Als Individualmarke war das Testsiegel zudem nur für Druckereizeugnisse, Verbraucherinformation und Verbraucherberatung geschützt. Die Produkte, die der Hersteller mit dem Testsiegel versah, waren davon völlig verschieden. Eine Verwechslungsgefahr bestand trotz identischer Zeichen deshalb nicht.

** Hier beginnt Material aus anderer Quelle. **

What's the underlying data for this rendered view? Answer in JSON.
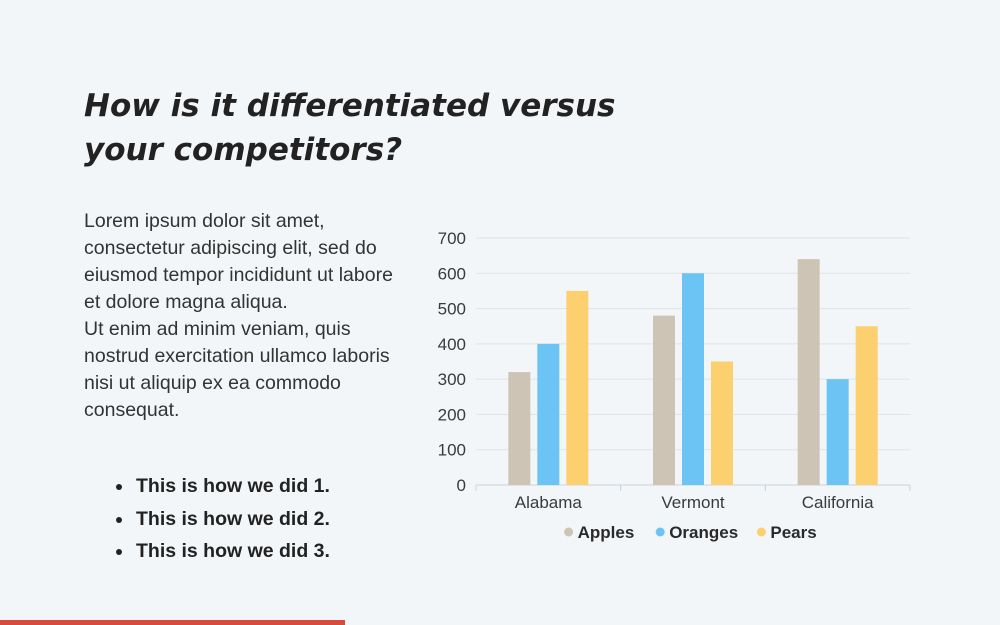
{
  "slide": {
    "title": "How is it differentiated versus your competitors?",
    "paragraphs": [
      "Lorem ipsum dolor sit amet, consectetur adipiscing elit, sed do eiusmod tempor incididunt ut labore et dolore magna aliqua.",
      "Ut enim ad minim veniam, quis nostrud exercitation ullamco laboris nisi ut aliquip ex ea commodo consequat."
    ],
    "bullets": [
      "This is how we did 1.",
      "This is how we did 2.",
      "This is how we did 3."
    ],
    "accent_color": "#d64b3a"
  },
  "chart_data": {
    "type": "bar",
    "categories": [
      "Alabama",
      "Vermont",
      "California"
    ],
    "series": [
      {
        "name": "Apples",
        "values": [
          320,
          480,
          640
        ],
        "color": "#cdc4b6"
      },
      {
        "name": "Oranges",
        "values": [
          400,
          600,
          300
        ],
        "color": "#6cc4f5"
      },
      {
        "name": "Pears",
        "values": [
          550,
          350,
          450
        ],
        "color": "#fcd06f"
      }
    ],
    "yticks": [
      "0",
      "100",
      "200",
      "300",
      "400",
      "500",
      "600",
      "700"
    ],
    "ylim": [
      0,
      700
    ],
    "grid": true,
    "legend": "bottom"
  }
}
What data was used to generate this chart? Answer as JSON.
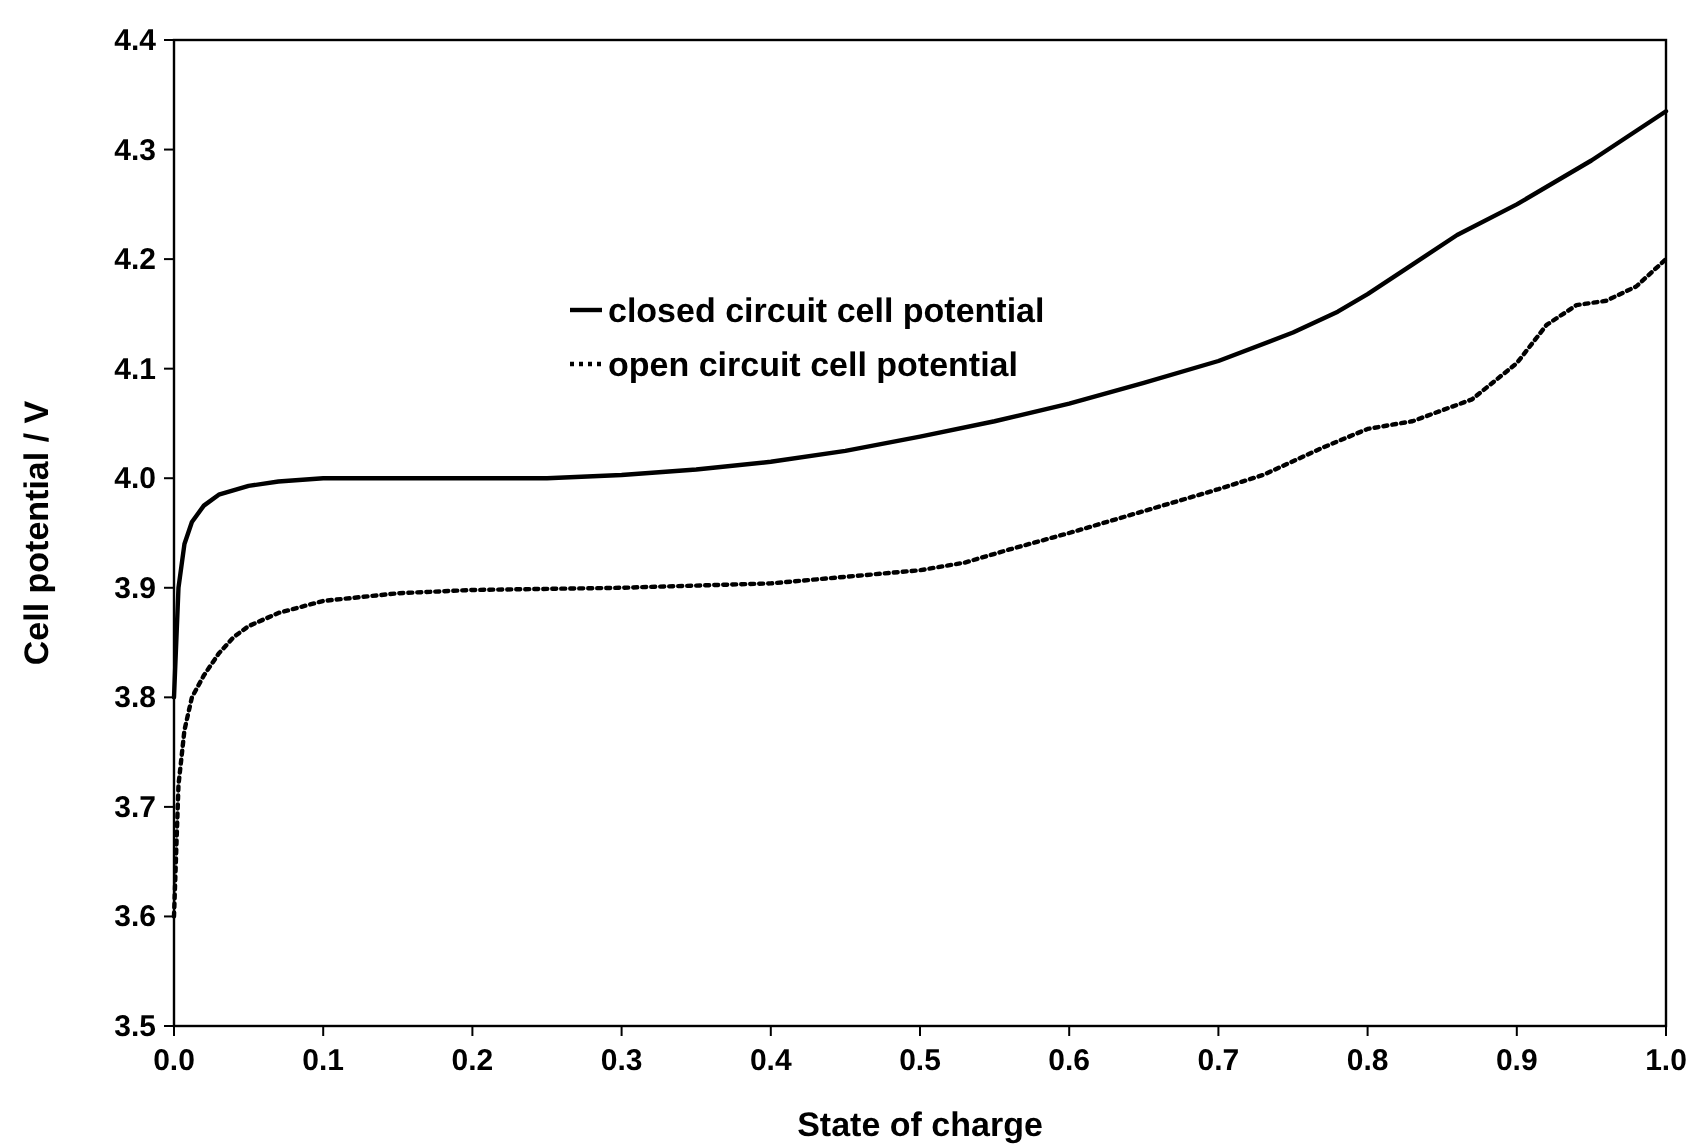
{
  "chart_data": {
    "type": "line",
    "xlabel": "State of charge",
    "ylabel": "Cell potential / V",
    "xlim": [
      0,
      1
    ],
    "xticks": [
      {
        "value": 0,
        "label": "0.0"
      },
      0.1,
      0.2,
      0.3,
      0.4,
      0.5,
      0.6,
      0.7,
      0.8,
      0.9,
      {
        "value": 1,
        "label": "1.0"
      }
    ],
    "ylim": [
      3.5,
      4.4
    ],
    "yticks": [
      3.5,
      3.6,
      3.7,
      3.8,
      3.9,
      {
        "value": 4,
        "label": "4.0"
      },
      4.1,
      4.2,
      4.3,
      4.4
    ],
    "grid": false,
    "legend": "top",
    "marker": "none",
    "series": [
      {
        "name": "closed circuit cell potential",
        "color": "#000000",
        "line_style": "solid",
        "x": [
          0,
          0.003,
          0.007,
          0.012,
          0.02,
          0.03,
          0.05,
          0.07,
          0.1,
          0.15,
          0.2,
          0.25,
          0.3,
          0.35,
          0.4,
          0.45,
          0.5,
          0.55,
          0.6,
          0.65,
          0.7,
          0.75,
          0.78,
          0.8,
          0.83,
          0.86,
          0.9,
          0.95,
          1.0
        ],
        "values": [
          3.8,
          3.9,
          3.94,
          3.96,
          3.975,
          3.985,
          3.993,
          3.997,
          4.0,
          4.0,
          4.0,
          4.0,
          4.003,
          4.008,
          4.015,
          4.025,
          4.038,
          4.052,
          4.068,
          4.087,
          4.107,
          4.133,
          4.152,
          4.168,
          4.195,
          4.222,
          4.25,
          4.29,
          4.335
        ]
      },
      {
        "name": "open circuit cell potential",
        "color": "#000000",
        "line_style": "dotted",
        "x": [
          0,
          0.003,
          0.007,
          0.012,
          0.02,
          0.03,
          0.04,
          0.05,
          0.07,
          0.1,
          0.15,
          0.2,
          0.3,
          0.4,
          0.45,
          0.5,
          0.53,
          0.56,
          0.6,
          0.65,
          0.7,
          0.73,
          0.77,
          0.8,
          0.83,
          0.87,
          0.9,
          0.92,
          0.94,
          0.96,
          0.98,
          1.0
        ],
        "values": [
          3.6,
          3.72,
          3.77,
          3.8,
          3.82,
          3.84,
          3.855,
          3.865,
          3.877,
          3.888,
          3.895,
          3.898,
          3.9,
          3.904,
          3.91,
          3.916,
          3.923,
          3.935,
          3.95,
          3.97,
          3.99,
          4.003,
          4.028,
          4.045,
          4.052,
          4.072,
          4.105,
          4.14,
          4.158,
          4.162,
          4.175,
          4.2
        ]
      }
    ]
  }
}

Glück hatte der ÖKO-Test Verlag nur deshalb, weil er sich für seine Marke noch auf den Sonderschutz für bekannte Marken berufen konnte. Es gelang ihm, den schwierigen Beweis der Bekanntheit seines Testsiegels zu führen. Er hatte das Testsiegel seit über 25 Jahren für seine Publikation von Testergebnissen benutzt und umfangreiche Investitionen hierfür getätigt. Für die Verletzung einer bekannten Marke reicht es, wenn die Wertschätzung der bekannten Marke ungerechtfertigt ausgenutzt oder beeinträchtigt wird.

Der Produkthersteller hatte diese Wertschätzung ohne jede finanzielle Gegenleistung ausgebeutet, um von der Anziehungskraft, dem Ruf und dem Ansehen des Testsiegels zu profitieren. Ihm wurde die Benutzung des ÖKO-TEST Siegels folgerichtig verboten, Europäischer Gerichtshof, 11. April 2019, C-690/17 und Bundesgerichtshof vom 16. Dezember 2019, I ZR 201/20.

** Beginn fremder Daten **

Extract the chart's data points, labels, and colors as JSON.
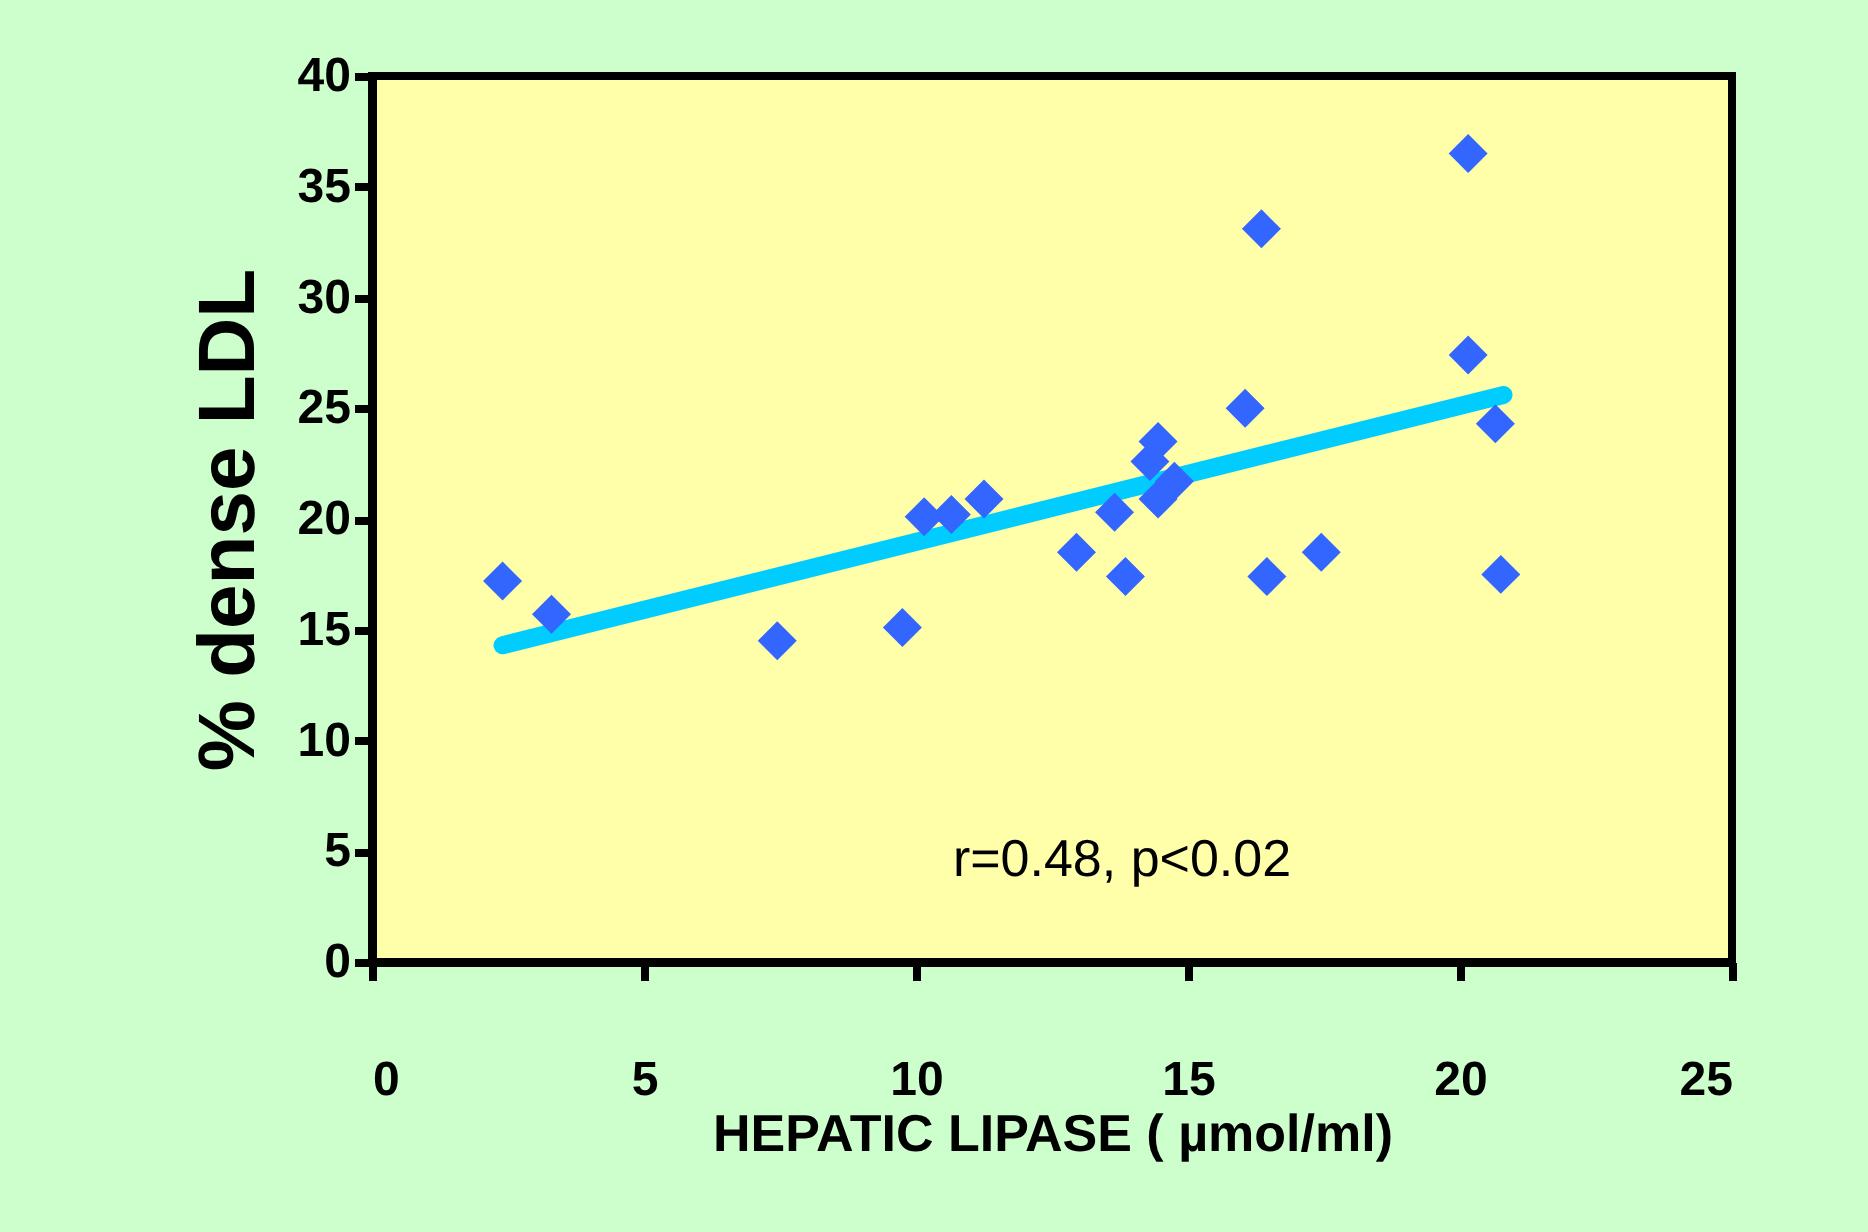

Learnings:  Testsiegel-Marken, die nicht als sogenannte Gewährleistungsmarken registriert sind, sind gegen eine unerlaubte Benutzung für die getesteten Waren regelmäßig nur geschützt, wenn sie bekannt sind. Der Nachweis der Bekanntheit setzt komplexe Ermittlungen voraus und ist meist nicht einfach zu führen. Inhaber von Testsiegelmarken sollten deshalb von der Möglichkeit der Eintragung einer Gewährleistungsmarke Gebrauch machen, um nicht auf gegebenenfalls problematische Schutzmöglichkeiten aus anderen Rechtsgebieten angewiesen zu sein.